Published online by Cambridge University Press: 04 January 2025
The senses are an arena in which poets display their poetic virtuosity by contriving new metaphors, imagery, and similes, sometimes combining several senses in one couplet to achieve the highest effect. Persian mystics and philosophers pay much attention to the workings of the senses. Intellectual responses to the senses have engendered controversial debates from an early period in Persian culture. Many Islamic jurists ban listening to music as it may excite emotions, leading to dancing and transgressive behavior. Polemical treatises on this subject abound in Persian intellectual history. These jurists have also been interested in behaviors of sight, condemning the Sufi practice of gazing at a beardless youth to commune with God. The ritual of musical devotion is among the Sufi practices which are entirely based on senses. Jalal al-Din Rumi (1207-1273) is the embodiment of Sufi dance, and so one would think that he is very much in favor of the senses. Studying Rumi's oeuvre, however, it is astonishing how he opts against senses. There are a few passages in his work in which he praises individual senses; however the majority of references actually denounce the senses. The passages in which he elaborates upon the importance of the senses mostly refer to the scent of the beloved. In this chapter I concentrate on Rumi's explication of the senses, how he perceives the senses, how each of the senses works, and why he emphasizes, time and again, that the senses should be eliminated to arrive at a spiritual aspiration.

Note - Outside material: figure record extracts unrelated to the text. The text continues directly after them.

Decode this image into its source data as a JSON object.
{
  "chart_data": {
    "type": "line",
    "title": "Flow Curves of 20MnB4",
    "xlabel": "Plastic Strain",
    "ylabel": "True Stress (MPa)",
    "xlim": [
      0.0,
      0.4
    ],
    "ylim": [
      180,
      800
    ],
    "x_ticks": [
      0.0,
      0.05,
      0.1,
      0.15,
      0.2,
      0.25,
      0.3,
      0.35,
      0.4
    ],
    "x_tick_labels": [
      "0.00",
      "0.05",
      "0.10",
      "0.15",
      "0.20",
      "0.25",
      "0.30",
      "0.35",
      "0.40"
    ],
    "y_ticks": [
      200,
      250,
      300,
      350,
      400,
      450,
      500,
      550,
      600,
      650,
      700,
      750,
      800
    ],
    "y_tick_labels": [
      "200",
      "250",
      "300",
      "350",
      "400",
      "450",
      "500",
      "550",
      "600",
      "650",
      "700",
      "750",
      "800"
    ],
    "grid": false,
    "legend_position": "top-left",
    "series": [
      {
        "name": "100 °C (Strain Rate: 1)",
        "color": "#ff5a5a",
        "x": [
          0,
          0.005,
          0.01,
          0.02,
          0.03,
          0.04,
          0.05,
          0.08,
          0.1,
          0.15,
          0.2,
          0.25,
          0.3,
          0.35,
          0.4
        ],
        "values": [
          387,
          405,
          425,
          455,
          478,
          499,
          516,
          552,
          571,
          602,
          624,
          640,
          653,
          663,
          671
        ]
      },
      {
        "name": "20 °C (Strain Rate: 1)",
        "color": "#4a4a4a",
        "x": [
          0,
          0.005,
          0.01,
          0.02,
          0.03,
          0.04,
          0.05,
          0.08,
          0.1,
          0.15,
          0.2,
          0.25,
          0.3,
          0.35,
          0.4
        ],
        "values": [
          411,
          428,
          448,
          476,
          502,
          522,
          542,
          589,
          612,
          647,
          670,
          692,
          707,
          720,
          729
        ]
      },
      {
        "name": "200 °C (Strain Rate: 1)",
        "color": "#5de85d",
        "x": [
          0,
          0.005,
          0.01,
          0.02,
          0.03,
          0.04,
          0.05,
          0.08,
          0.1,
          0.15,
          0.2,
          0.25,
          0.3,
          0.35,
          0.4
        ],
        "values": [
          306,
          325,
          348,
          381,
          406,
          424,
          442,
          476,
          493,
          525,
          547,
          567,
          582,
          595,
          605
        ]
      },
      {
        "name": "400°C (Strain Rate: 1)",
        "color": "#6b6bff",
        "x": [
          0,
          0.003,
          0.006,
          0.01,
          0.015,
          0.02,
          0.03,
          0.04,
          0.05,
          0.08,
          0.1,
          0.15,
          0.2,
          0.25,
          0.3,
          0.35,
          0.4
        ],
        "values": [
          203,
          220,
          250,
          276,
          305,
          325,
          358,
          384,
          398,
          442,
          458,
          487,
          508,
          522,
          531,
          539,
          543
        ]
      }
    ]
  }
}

The Workings of the Senses
Medieval Persian philosophers and mystics had developed a detailed theory of senses often based on medical knowledge of the time. They distin guished between five external and five internal senses and elaborated on the interrelationship between them. The external senses are touch (lams), taste (zowq), smell (shamm), hearing (sam’), and sight (basar), while the internal senses are as follows:
1. Sensus communis (Hess-e mushtarak), the fusing of information from external senses into an object or a percept.
2. The faculty of ‘retentive imagination’ (khayal), which is the repository of all the forms integrated by the sensus communis.